Whole life insurance combines the pure insurance aspect of term life with a “cash value” savings or investment component. A portion of the ongoing premium payments is allocated towards the regular cost of the insurance and the remaining portion is saved and invested in a cash value account. Unlike term life, whole life is deemed a “permanent” policy with no set expiration date, provided that you continue to make premium payments.
How Disability Insurance Works
Disability insurance is a contractual agreement between you and an insurance company, where they agree to pay you a set percentage of your earned income if you become disabled in exchange for ongoing premium payments up until that point. Typically, only 60-70% of your earned income will be covered by the disability policy; this may depend on your profession. Additionally, there are both “short-term” and “long-term” disability policies. Short-term disability policies typically provide coverage for a limited period (usually less than two years) and may have a cap on total benefits received. Long-term disability coverage typically begins once the short-term coverage ends and can typically last until age sixty five.
The Benefits of Having Life and Disability Insurance
How to Get Coverage
One place that most people get life insurance coverage is through their employer. Many employers offer a base “group” term life policy, which is typically less expensive than an “individual” term life policy that you would get on your own. Typically, employers pay for the entire cost of this base coverage. The other major benefit of this type of coverage is that “underwriting” is not typically required, so you don’t have to go through a health assessment or medical testing. However, if you think the death benefit of your employer’s group term life policy is not enough coverage for your family, you can get additional coverage through an individual life policy by going directly to an insurance company (or an insurance agent). Approval for an individual life policy will require underwriting.
Similar to life insurance, disability insurance is typically offered through an employer. It is also provided by the national government through the Social Security Administration. Social Security Disability Insurance, or SSDI, is funded through your payroll taxes commonly known as “FICA” taxes. Additionally, some states also offer their own state-funded disability coverage. However, as with life insurance, if you think your employer, government, and state coverage is not enough for you and your family, you can get additional coverage through an individual disability policy by going directly to an insurance company (or an insurance agent). Approval for an individual disability policy will require underwriting.

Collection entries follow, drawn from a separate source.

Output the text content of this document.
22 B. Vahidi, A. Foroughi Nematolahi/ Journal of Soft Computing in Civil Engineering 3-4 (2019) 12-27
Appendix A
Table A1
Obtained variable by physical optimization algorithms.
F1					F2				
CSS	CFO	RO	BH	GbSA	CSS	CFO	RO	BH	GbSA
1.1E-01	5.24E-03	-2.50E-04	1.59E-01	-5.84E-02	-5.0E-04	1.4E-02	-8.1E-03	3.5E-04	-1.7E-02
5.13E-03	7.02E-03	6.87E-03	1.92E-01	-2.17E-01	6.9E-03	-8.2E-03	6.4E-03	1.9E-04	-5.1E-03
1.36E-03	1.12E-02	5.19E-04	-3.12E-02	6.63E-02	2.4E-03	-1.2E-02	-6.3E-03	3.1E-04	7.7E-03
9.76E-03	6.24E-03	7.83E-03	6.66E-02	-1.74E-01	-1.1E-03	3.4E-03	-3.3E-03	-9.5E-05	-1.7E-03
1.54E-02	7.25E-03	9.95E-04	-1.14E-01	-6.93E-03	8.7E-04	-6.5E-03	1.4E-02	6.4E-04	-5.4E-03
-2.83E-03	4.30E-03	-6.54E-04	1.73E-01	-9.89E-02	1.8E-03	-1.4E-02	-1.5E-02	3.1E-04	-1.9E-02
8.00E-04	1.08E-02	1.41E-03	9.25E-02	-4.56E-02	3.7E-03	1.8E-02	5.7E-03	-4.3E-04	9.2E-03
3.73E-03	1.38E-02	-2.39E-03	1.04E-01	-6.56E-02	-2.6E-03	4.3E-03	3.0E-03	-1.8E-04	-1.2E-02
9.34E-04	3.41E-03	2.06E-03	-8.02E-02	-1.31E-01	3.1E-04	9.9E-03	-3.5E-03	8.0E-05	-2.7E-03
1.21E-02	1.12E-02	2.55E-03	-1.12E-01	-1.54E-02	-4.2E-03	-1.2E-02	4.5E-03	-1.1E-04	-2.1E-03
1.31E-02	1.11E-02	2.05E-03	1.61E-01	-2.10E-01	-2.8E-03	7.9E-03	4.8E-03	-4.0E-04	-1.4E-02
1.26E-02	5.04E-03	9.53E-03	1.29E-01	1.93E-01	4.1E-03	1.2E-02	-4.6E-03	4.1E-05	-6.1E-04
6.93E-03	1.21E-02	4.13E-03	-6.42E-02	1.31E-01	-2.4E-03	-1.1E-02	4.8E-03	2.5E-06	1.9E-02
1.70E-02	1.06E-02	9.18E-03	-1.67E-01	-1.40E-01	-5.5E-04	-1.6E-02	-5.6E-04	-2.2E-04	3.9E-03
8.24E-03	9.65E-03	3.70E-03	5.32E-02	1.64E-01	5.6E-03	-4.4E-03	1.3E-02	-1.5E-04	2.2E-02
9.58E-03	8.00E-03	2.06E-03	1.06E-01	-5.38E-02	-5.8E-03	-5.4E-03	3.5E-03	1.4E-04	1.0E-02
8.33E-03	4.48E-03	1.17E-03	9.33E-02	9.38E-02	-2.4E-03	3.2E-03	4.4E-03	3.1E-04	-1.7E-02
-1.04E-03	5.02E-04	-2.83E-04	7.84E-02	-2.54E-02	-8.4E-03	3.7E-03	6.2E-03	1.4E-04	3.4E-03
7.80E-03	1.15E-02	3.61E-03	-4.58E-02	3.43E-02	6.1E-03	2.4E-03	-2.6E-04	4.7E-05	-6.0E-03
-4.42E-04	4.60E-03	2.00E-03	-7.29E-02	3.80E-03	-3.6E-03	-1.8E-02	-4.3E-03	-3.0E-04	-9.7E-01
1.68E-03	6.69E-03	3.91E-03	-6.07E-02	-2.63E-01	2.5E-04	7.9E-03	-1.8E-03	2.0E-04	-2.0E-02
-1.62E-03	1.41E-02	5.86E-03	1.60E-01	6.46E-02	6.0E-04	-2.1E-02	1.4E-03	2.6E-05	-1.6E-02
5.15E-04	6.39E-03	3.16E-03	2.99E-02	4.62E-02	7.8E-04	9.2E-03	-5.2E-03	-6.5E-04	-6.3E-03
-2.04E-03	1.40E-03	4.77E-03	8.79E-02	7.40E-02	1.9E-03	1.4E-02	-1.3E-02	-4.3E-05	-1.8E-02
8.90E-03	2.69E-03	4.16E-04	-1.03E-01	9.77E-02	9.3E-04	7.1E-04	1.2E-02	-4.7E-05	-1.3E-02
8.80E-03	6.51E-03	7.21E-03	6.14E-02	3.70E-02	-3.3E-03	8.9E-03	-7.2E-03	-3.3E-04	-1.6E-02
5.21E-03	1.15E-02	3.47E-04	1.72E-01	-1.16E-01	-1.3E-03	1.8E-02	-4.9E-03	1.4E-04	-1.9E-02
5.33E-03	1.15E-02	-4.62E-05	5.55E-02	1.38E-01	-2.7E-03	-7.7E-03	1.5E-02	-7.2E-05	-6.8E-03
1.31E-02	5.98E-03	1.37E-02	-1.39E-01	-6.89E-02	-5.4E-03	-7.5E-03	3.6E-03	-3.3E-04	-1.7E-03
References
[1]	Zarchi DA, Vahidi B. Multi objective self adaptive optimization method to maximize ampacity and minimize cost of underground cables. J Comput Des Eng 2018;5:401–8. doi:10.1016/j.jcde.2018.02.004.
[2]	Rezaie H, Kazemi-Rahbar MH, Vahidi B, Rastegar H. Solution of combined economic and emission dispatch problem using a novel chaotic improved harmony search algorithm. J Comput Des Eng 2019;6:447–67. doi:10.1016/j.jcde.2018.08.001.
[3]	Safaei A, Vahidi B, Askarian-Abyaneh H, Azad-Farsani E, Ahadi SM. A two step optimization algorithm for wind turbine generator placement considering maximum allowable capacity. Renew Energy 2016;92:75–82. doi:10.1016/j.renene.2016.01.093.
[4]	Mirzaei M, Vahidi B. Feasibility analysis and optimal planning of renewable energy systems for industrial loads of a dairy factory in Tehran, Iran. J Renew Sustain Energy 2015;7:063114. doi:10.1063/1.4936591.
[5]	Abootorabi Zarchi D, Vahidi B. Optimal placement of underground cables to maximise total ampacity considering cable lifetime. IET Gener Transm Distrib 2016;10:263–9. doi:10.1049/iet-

There are many risks in life, and there are many insurance products to protect against those risks. But life insurance and disability insurance are two insurance products that can be extremely important to an individual’s financial plan. This is especially true for younger individuals or families, or those who don’t have enough savings and assets to be considered “self-insured.”
Both life insurance and disability insurance can be vital components in a financial plan, but with all the options available, the decisions on the types or levels of coverage can be overwhelming. It is important to focus on how much money or income you think you and your family will need to live over a certain period. You should remember that it is generally better to get insurance before you need it, while also keeping in mind that these types of insurance tend to get more expensive as you get older and as additional health issues arise.
1Maleh, Johanna and Tiffany Bosley. “Disability and Death Probability Tables for Insured Workers Born in 1997.” Social Security Administration, October 2017.